Doch dazu später. Kai und ich entschieden uns dazu, mit dem Rad nach Hemeln zu fahren. Dorthin gibt es mehrere Möglichkeiten. Zunächst hatte ich eine Route über Göttingen herausgesucht. Diese war mit etwa 70 km die kürzeste aber auch recht hügelig. Daher entschieden wir uns ein bisschen weiter zu fahren, aber dafür zu Beginn etwas flacher. Also fuhren wir bei viel Sonne, aber auch kaltem Wind über Northeim, ein Stück entlang des Leineradweges und dann bald hügelig Richtung Weser. Bewusst fuhren wir relativ entspannt, da ja an dem Tag noch eine Probe anstand und viel schlimmer: am nächsten Tag die Rückfahrt. Bis auf die beiden Anstiege 30, bzw. knapp 10 km vor Ende der Fahrt war die Route relativ flach und ging sogar seicht bergab. Die letzten sechs Kilometer führt eine Serpentinenstraße nach Hemeln ins Wesertal. Runter macht die Spaß….
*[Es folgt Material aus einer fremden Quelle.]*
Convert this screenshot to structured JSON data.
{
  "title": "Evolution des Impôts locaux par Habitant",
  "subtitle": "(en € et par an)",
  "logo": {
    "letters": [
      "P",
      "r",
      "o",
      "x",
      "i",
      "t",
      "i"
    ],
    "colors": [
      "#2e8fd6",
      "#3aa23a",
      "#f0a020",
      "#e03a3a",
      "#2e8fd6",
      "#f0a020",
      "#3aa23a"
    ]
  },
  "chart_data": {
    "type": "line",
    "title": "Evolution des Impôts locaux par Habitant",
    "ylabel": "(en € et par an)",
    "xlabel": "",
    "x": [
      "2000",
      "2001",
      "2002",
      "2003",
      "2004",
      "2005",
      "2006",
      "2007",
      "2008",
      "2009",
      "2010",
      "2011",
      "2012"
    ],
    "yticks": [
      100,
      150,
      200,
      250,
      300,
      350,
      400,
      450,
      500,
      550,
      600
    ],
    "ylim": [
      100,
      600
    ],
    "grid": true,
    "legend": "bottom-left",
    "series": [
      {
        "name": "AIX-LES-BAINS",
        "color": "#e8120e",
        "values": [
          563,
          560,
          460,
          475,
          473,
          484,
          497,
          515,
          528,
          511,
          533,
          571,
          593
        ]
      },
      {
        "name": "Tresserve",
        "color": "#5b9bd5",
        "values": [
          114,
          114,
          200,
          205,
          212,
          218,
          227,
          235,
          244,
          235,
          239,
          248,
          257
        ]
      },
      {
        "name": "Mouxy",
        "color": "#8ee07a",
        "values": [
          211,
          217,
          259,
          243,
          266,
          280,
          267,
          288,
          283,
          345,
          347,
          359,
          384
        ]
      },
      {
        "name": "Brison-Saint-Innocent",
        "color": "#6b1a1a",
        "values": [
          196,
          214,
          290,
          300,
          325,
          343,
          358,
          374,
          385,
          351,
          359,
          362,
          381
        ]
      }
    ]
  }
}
Angekommen, bezogen wir die Zimmer und machten uns frisch. Jörg und seine Frau trafen fast zeitgleich mit uns ein, allerdings per PKW. Stefan (Saxophon und Klarinette) und Dirk (Klavier) trudelten etwas später ein. Wir erkundeten gleich den urigen Hof. Geplant war ein Kaffeetrinken gegen 14 Uhr. Dazwischen kam allerdings der Schafscherer, der sich telefonisch anmeldete. Das Event der Schafschur wollten wir uns nicht entgehen lassen und waren allesamt erstaunt ob der Arbeitsgeschwindigkeit und gleichzeitigen Ruhe und Versiertheit des Schaffrisörs. Ich hatte ein viel brutaleres Prozedere erwartet. Tatsächlich ergaben sich die Schafe der Prozedur nicht ganz freiwillig, Panik konnte man allerdings überhaupt nicht feststellen. Sauber hatte der Schafscherer die Wolle nach wenigen Minuten in einem Stück abrasiert und auch die Klauen geschnitten. Wusstet ihr, dass sich Schafe nach der Schur gegenseitig nicht erkennen? Tatsächlich scheinen sie sich eher visuell zu orientieren und müssen sich nach der Schur erst einmal wieder aneinander gewöhnen.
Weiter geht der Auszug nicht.